Yang perlu diperhatikan dalam pengkajian breathing pada pasien antara lain :
a. Look, listen dan feel; lakukan penilaian terhadap ventilasi dan
oksigenasi pasien.
Inspeksi dari tingkat pernapasan sangat penting. Apakah ada tanda-tanda
sebagai berikut : cyanosis, penetrating injury, flail chest, sucking chest
wounds, dan penggunaan otot bantu pernafasan yanbg disebabkan karna
trauma inhalasi.
b. Palpasi untuk adanya : pergeseran trakea, fraktur ruling iga,
subcutaneous emphysema, perkusi berguna untuk diagnosis haemothorax dan
pneumotoraks.
c. Auskultasi untuk adanya : suara abnormal pada dada.

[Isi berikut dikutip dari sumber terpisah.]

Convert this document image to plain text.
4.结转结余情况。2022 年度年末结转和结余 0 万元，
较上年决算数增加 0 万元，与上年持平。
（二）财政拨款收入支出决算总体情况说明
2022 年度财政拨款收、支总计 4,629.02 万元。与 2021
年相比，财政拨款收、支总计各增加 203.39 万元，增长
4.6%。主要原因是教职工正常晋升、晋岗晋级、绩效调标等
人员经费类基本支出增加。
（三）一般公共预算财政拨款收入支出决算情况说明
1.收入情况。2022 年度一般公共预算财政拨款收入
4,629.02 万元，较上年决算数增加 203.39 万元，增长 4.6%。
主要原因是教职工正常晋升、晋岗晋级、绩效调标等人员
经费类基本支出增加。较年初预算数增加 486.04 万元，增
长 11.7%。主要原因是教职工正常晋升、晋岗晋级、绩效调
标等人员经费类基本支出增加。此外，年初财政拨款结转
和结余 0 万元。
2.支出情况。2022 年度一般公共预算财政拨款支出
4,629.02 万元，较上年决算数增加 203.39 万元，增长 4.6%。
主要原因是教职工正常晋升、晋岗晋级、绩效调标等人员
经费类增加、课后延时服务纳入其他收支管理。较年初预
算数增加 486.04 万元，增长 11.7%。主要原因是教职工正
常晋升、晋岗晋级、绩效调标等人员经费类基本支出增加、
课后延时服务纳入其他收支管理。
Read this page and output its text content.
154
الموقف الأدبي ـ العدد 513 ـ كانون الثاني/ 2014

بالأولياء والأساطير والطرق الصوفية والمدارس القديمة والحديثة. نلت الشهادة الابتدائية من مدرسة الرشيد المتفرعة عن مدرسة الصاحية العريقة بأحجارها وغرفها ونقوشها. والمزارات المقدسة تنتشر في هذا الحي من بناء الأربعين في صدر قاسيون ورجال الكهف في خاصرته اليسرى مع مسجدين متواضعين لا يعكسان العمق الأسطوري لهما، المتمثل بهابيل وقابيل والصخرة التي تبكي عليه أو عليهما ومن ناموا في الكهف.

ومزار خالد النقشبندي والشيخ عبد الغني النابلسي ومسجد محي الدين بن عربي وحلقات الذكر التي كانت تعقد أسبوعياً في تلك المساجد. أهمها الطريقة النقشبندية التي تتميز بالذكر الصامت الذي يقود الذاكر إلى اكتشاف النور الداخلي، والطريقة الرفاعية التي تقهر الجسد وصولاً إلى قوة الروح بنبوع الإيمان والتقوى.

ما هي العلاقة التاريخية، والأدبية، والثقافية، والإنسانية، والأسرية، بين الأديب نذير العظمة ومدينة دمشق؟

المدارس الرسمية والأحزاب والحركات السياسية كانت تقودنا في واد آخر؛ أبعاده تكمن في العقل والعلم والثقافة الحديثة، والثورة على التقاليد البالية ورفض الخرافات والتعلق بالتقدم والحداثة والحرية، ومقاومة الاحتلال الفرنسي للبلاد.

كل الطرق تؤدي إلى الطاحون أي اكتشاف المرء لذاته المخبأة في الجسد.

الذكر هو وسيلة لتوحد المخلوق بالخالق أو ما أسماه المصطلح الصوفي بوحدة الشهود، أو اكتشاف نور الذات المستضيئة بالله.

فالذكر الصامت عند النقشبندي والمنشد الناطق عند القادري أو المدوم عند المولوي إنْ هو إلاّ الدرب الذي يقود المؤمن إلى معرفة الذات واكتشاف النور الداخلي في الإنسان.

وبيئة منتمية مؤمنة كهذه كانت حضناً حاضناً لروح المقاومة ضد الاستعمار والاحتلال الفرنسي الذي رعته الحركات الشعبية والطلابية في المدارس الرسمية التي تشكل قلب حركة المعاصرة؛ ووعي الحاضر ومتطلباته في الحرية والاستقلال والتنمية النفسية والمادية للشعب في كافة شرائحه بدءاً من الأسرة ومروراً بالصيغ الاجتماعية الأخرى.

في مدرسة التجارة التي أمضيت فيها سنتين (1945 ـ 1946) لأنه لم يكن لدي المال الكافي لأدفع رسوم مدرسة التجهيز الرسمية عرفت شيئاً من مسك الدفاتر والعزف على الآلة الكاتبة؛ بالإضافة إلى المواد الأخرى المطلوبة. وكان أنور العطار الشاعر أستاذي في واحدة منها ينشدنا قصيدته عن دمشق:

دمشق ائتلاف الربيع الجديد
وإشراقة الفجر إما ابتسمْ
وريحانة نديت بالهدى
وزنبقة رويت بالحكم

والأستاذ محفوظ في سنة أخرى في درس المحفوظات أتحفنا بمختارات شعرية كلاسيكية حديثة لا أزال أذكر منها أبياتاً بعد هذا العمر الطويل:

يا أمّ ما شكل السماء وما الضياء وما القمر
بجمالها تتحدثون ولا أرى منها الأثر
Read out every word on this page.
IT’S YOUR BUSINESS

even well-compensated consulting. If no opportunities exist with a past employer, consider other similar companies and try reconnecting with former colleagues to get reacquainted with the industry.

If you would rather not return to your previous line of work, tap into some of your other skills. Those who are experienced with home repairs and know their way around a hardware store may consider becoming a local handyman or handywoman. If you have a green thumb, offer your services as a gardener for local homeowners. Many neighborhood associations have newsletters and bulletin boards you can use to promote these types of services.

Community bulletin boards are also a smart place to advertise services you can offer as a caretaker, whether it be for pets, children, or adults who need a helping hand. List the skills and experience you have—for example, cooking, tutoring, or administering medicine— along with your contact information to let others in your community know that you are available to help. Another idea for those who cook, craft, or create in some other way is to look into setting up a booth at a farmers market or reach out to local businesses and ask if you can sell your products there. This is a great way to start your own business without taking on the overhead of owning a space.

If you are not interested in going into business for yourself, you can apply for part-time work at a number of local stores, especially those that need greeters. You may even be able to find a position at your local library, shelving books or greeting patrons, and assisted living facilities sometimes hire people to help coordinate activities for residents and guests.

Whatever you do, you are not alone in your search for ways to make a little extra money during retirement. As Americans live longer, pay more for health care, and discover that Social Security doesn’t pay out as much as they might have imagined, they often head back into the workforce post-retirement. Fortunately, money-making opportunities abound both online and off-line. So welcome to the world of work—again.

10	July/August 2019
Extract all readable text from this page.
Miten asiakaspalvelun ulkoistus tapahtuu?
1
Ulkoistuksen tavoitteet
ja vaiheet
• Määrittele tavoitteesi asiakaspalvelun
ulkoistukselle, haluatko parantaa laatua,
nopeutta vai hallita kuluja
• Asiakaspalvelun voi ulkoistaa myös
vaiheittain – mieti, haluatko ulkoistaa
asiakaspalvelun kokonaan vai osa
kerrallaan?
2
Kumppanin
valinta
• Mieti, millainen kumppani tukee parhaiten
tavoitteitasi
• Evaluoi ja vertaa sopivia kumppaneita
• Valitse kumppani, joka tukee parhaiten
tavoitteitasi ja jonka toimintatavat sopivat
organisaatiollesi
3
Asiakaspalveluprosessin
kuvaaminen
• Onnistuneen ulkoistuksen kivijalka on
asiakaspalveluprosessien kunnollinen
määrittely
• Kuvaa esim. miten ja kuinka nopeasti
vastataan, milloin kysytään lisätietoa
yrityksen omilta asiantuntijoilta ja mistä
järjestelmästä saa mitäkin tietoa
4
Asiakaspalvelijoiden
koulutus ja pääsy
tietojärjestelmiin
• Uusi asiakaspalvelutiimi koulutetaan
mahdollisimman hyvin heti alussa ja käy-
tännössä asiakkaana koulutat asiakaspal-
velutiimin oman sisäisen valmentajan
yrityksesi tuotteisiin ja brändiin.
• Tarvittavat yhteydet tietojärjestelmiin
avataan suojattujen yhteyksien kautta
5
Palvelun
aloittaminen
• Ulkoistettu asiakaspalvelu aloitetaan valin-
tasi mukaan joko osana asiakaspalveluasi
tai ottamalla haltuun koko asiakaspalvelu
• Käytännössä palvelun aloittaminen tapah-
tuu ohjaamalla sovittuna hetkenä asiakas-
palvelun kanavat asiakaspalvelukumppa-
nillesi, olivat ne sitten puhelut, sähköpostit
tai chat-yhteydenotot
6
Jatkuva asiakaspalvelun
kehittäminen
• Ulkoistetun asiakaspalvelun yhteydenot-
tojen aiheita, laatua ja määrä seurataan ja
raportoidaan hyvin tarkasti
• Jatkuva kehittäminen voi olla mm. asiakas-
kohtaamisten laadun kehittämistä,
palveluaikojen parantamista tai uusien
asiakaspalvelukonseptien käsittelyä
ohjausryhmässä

Buka dada pasien dan observasi pergerakan dinding dada pasien jika
perlu.
Tentukan laju dan tingkat kedalaman nafas pasien; kaji lebih lanjut
mengenai karakter dan kualitas pernafasan pasien.
Penilaian kembali status mental pasien.
d. Dapatkan bacaan pulse oksimetri jika diperlukan
e. Pemberian intervensi untuk ventilasi yang tidak adekuat dan / atau
oksigenasi:
f. Pemberian terapi oksigen
g. Bag-Valve Masker
h. Intubasi (endotrakeal atau nasal dengan konfirmasi penempatan yang
benar), jika diindikasikan
Catatan: defibrilasi tidak boleh ditunda untuk advanced airway
procedures
i. Kaji adanya masalah pernapasan yang mengancam jiwa lainnya dan
berikan terapi sesuai kebutuhan.
c) Circulation
Langkah-langkah dalam pengkajian terhadap status sirkulasi pasien, antara lain
a. Cek nadi dan mulai lakukan CPR jika diperlukan.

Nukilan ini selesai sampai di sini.